See No Evil Ugly Questions for General Myers
CounterPunch – Petrolia, CA
Ugly Questions for General Myers
By RAY McGOVERN
Tuesday evening offered an unusual opportunity to question the former chairman of the Joint Chiefs of Staff (2001-2005), Air Force Gen. Richard Myers, at an alumni club dinner. He was eager to talk about his just-published memoir, Eyes on the Horizon (and I was able to scan through a copy during the cocktail hour).
Myers’s presentation, like his book, was thin gruel. After his brief talk, he seemed intent on filibustering during a meandering Q & A session. He finally called on me since no other hands were up. Some were yawning, but it was too early to simply leave.
I introduced myself as a former Army intelligence officer and CIA analyst with combined service of almost 30 years. I thanked him for his stated opposition to interrogation techniques that go beyond “our interrogation manual”; and his conviction that “the Geneva Conventions were a fundamental part of our military culture”—both viewpoints emphasized in his book.

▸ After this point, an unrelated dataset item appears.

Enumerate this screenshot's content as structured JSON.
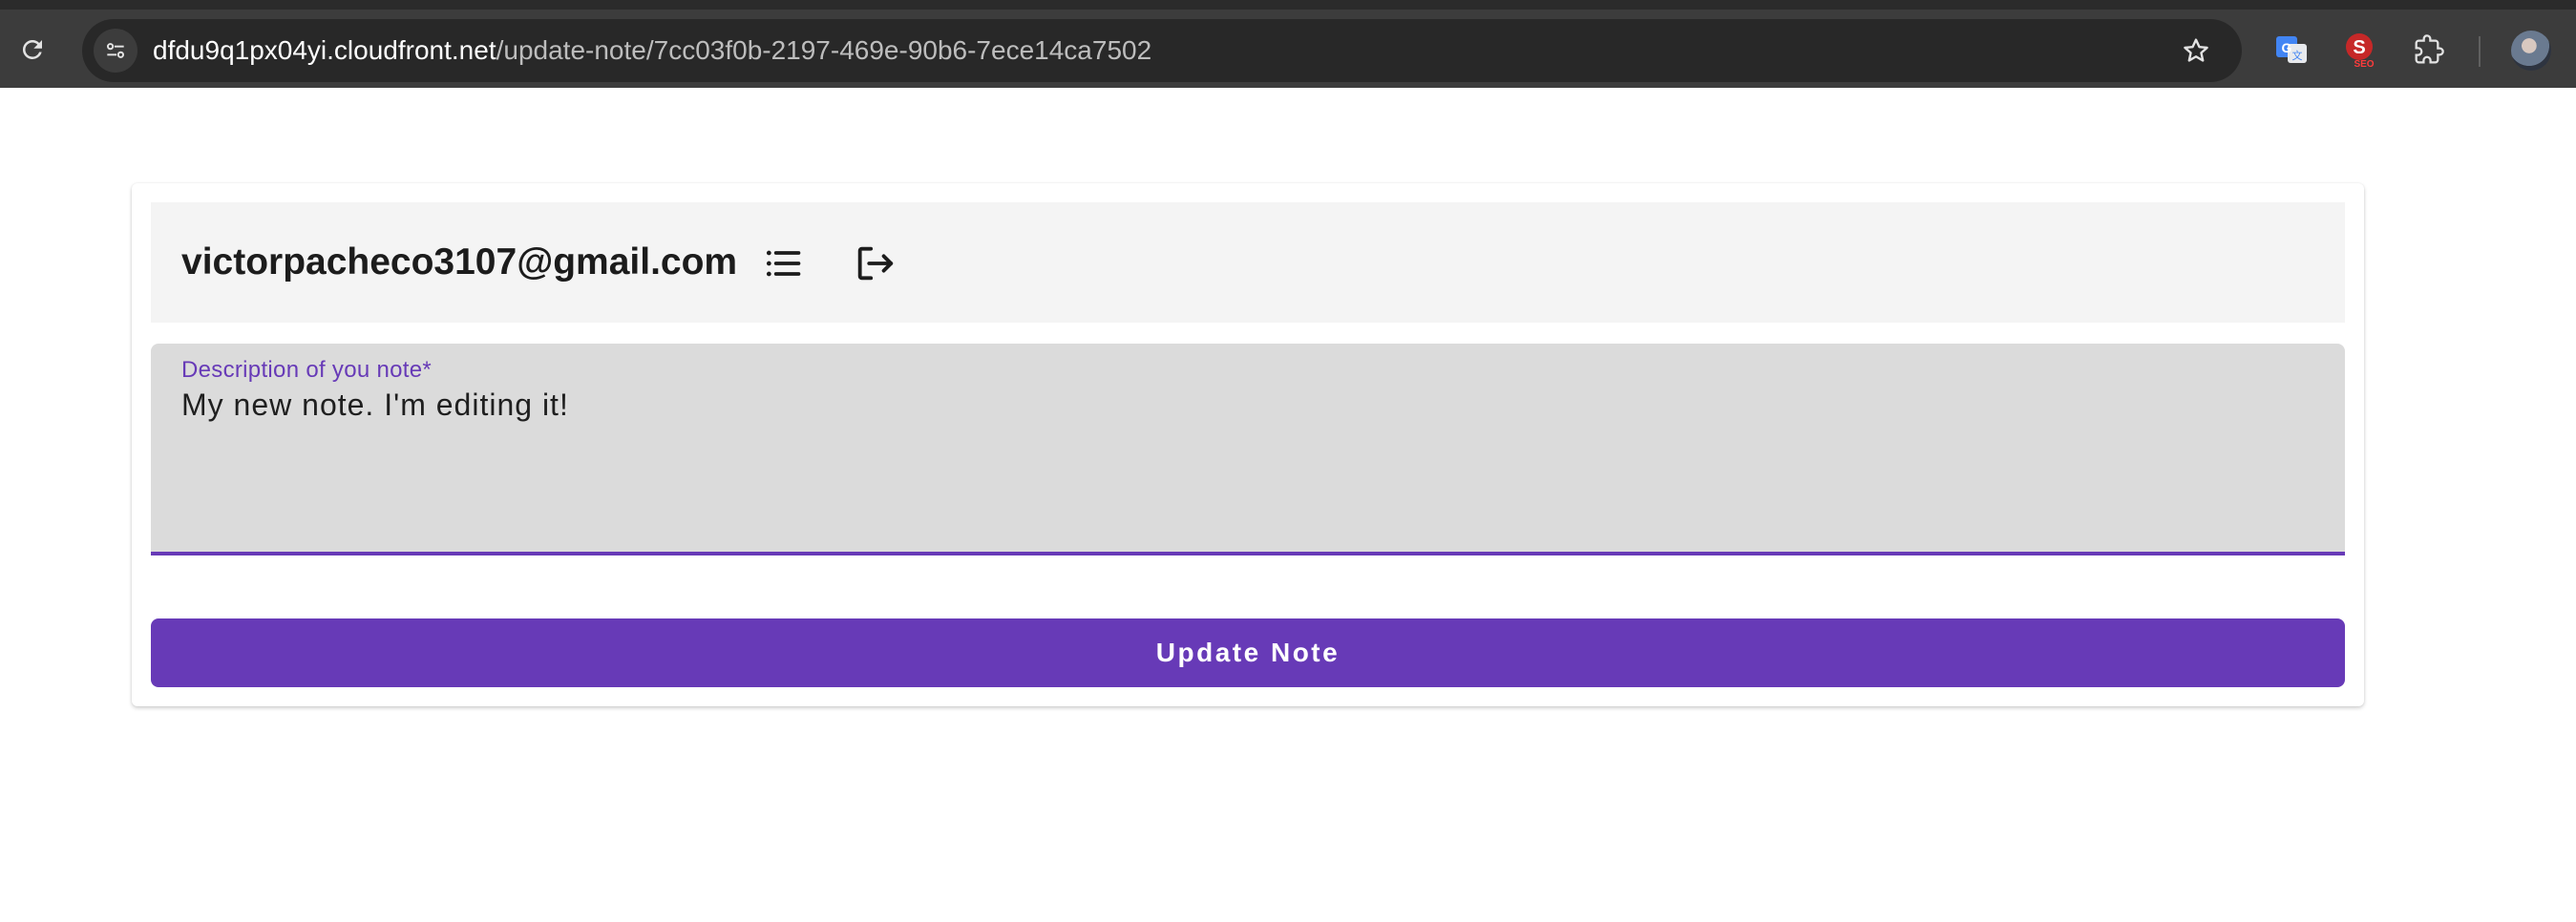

I then noted that the recently published Senate Armed Services Committee report, “Inquiry Into the Treatment of Detainees in U.S. Custody,” sowed some doubt regarding the strength of his convictions.
Why, I asked, did Gen. Myers choose to go along in Dec. 2002 when then-Defense Secretary Donald Rumsfeld authorized harsh interrogation techniques and, earlier, in Feb. 2002, when President George W. Bush himself issued an executive order arbitrarily denying Geneva protections to al-Qaeda and Taliban detainees?